Alverno celebrates the women who are called to lead others, whether that is working toward educational excellence or inspiring women religious.
A Most Distinguished Alumna
Starting with Mother Alexia, eight strong women have taken the helm of Alverno College, bravely and boldly leading this institution through change and innovation with wisdom, grace and grit.
As Alverno's seventh president, Mary Meehan H '05, PhD, holds an important role in this legacy of leadership. Meehan led our campus from 2004 to 2016 and went on to serve as interim president of Seton Hall University in South Orange, N.J. Before her tenure ends this summer, Seton Hall is honoring her as its 2019 Most Distinguished Alumna, a fitting tribute for someone who has not only served in the university's highest role but also is a three-time Seton Hall graduate herself.
The Alverno College community, led by President Andrea Lee, IHM, PhD, congratulates Meehan on this well-deserved honor.
“I have known Mary as a colleague and friend for many years, and her contributions to Catholic higher education are substantial and significant,” says Sister Andrea. “Mary truly embodies what it means to be a servant leader, having dedicated her life and career to building a good and just world.”
A longtime leader in higher education and health care, Meehan's tenure as interim president at Seton Hall included the opening of a new medical school at the Catholic university. She served in the Seton Hall administration from 1996 to 2004, after which she joined Alverno College as president.
During the 12 years of Meehan's presidency, Alverno added several new master's degrees and was named one of the top 10 schools in the nation for teacher education. Meehan, Alverno's first lay president, also presided over the $30 million-plus Promise & Power campaign, which renovated and expanded the campus into the Alverno we know today, and which continues to grow in order to meet vital community needs.
Meehan was honored at Seton Hall's Many Are One Alumni Awards Gala in June. To share your congratulations and well wishes with her, please contact the Alverno Alumnae Engagement Office at alumnae@alverno.edu.
Keeping the Faith
Since 1887, Alverno College has been an important part of the mission of the School Sisters of St. Francis. As our founding order, the School Sisters have led and sustained Alverno through the years, inspiring us and guiding us with their Franciscan ideals of peace, inclusion, service and hope.
This relationship has come full circle, with Alverno alums comprising the whole of the new leadership team for the order's U.S. province, elected in March and beginning their four-year terms this July. We congratulate, and pledge our prayers and good thoughts, to these remarkable women:
• Sister Kathleen O'Brien '67, provincial coordinator (left)
• Sister Mary Catherine Schneider '69, first counselor (center)
• Sister Kathleen Braun '66, second counselor (right)
O'Brien was a valued member of the Alverno faculty and senior leadership for several decades, serving as the senior vice president of academic
affairs at the time of her 2015 retirement from the College. She went on to hold the same role at the American Islamic College in Chicago.
Schneider has served as associate treasurer of the School Sisters and has been a clinical psychologist in private practice since 2001.
For more than a decade, Braun has ministered as a chaplain on the U.S.-Mexico border in El Paso, Texas, where the School Sisters operate Casa Alexia to serve immigrant families.
The sisters will serve four-year terms.
Inspiring Women Religious Around the World
What could possibly be stronger than a community of women, united in mission, dedicated to raising each other up and committed to serving others?
This strength is not only the definition of Alverno Strong, but it's also what makes women religious so remarkable.
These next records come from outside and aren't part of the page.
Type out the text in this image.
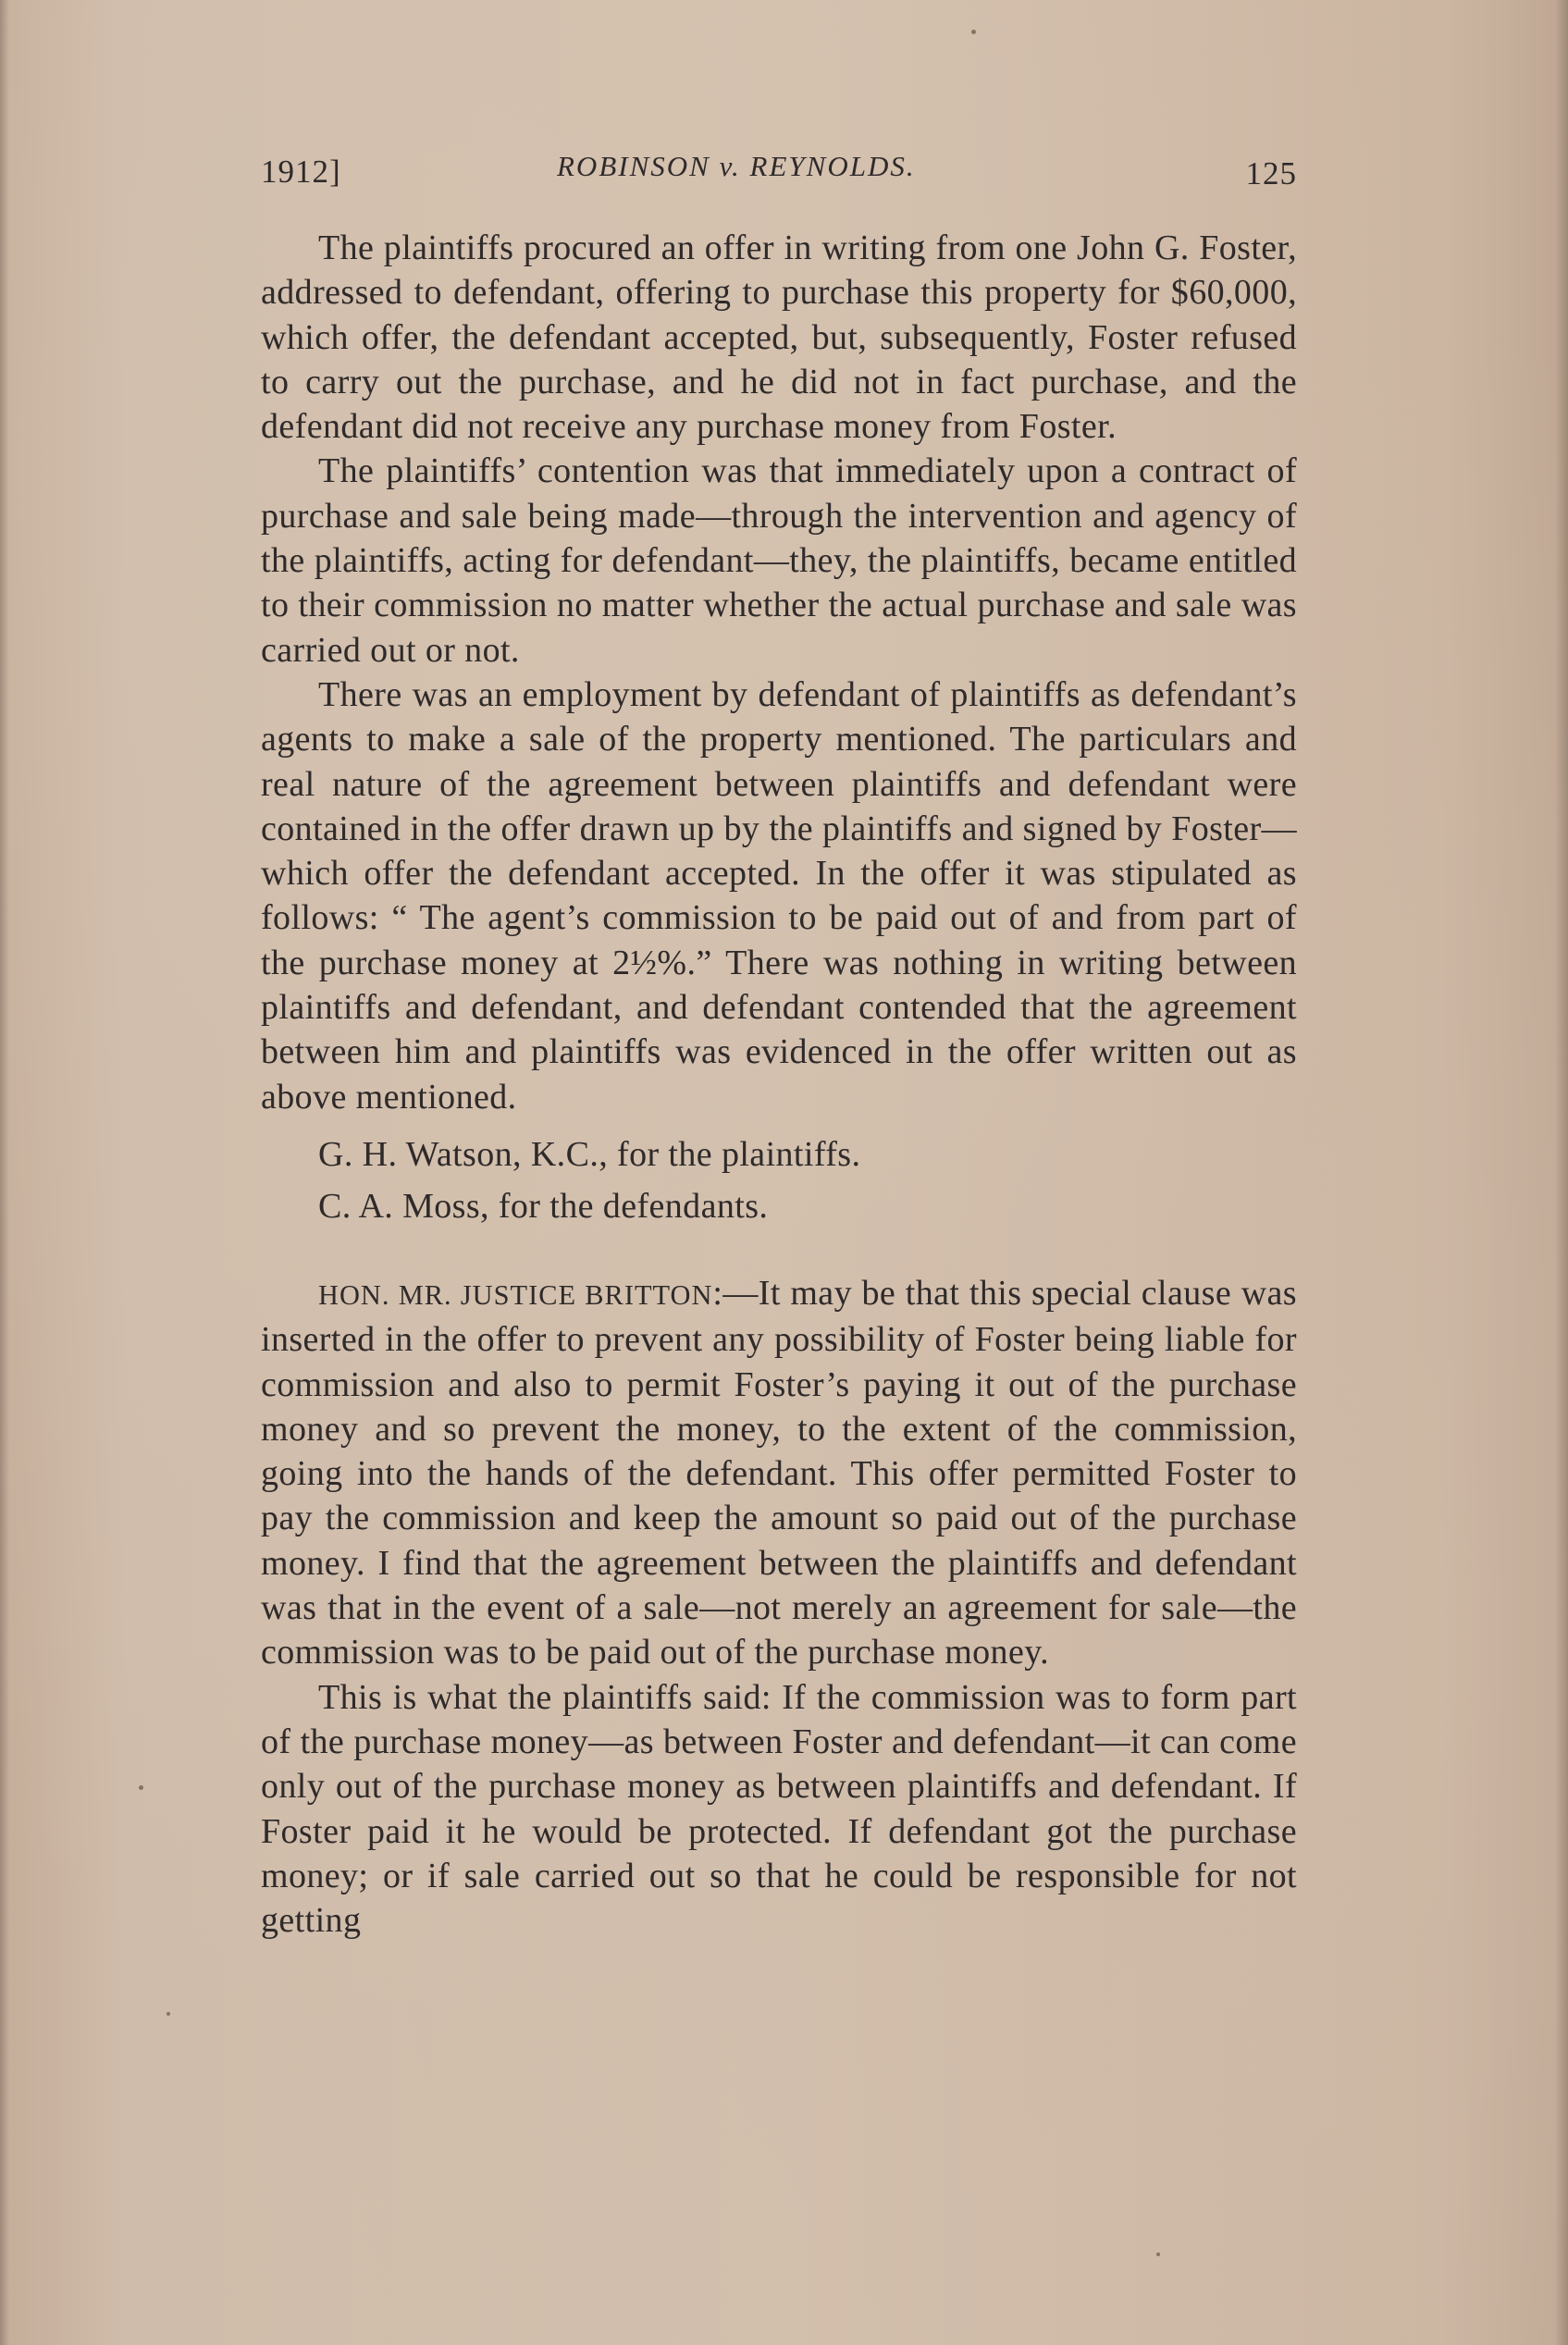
1912]	ROBINSON v. REYNOLDS.	125

The plaintiffs procured an offer in writing from one John G. Foster, addressed to defendant, offering to purchase this property for $60,000, which offer, the defendant accepted, but, subsequently, Foster refused to carry out the purchase, and he did not in fact purchase, and the defendant did not receive any purchase money from Foster.

The plaintiffs’ contention was that immediately upon a contract of purchase and sale being made—through the intervention and agency of the plaintiffs, acting for defendant—they, the plaintiffs, became entitled to their commission no matter whether the actual purchase and sale was carried out or not.

There was an employment by defendant of plaintiffs as defendant’s agents to make a sale of the property mentioned. The particulars and real nature of the agreement between plaintiffs and defendant were contained in the offer drawn up by the plaintiffs and signed by Foster—which offer the defendant accepted. In the offer it was stipulated as follows: “ The agent’s commission to be paid out of and from part of the purchase money at 2½%.” There was nothing in writing between plaintiffs and defendant, and defendant contended that the agreement between him and plaintiffs was evidenced in the offer written out as above mentioned.

G. H. Watson, K.C., for the plaintiffs.

C. A. Moss, for the defendants.

HON. MR. JUSTICE BRITTON:—It may be that this special clause was inserted in the offer to prevent any possibility of Foster being liable for commission and also to permit Foster’s paying it out of the purchase money and so prevent the money, to the extent of the commission, going into the hands of the defendant. This offer permitted Foster to pay the commission and keep the amount so paid out of the purchase money. I find that the agreement between the plaintiffs and defendant was that in the event of a sale—not merely an agreement for sale—the commission was to be paid out of the purchase money.

This is what the plaintiffs said: If the commission was to form part of the purchase money—as between Foster and defendant—it can come only out of the purchase money as between plaintiffs and defendant. If Foster paid it he would be protected. If defendant got the purchase money; or if sale carried out so that he could be responsible for not getting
The power of this strength was on full display in Rome this May, at a gathering of approximately 850 Superiors General from 80 countries. As these leaders of religious orders gathered to consider and recommit to their roles as “sowers of prophetic hope,” the words of our very own Sister Andrea were among those shared for inspiration:
“We respect each other, enjoy each other and support each other, right until the moment we yield each sister to the welcoming arms of the Lord at the moment of her death. It is that good and that powerful. That very evident strength and what it is capable of accomplishing is part of what drew me to religious life. Watching women teach each other; wanting them to teach me. Seeing joy, goodness, intelligence and commitment coalesce. Slowly coming to see that the power, the boldness we could have together, is power and boldness none of us would have alone. Embarking on a lifelong adventure with like-minded women. Good and wise women taught me that. And that is part of how I came to be where I am today.”
Sister Teresa Maya, a member of the Congregation of the Sisters of Charity of the Incarnate Word in San Antonio, Texas, quoted Sister Andrea in her speech A Vision for the Future of Religious Life. In the speech, Maya called on women religious to harness the power of their individual and collective stories in order to protect and defend human dignity from violence and marginalization.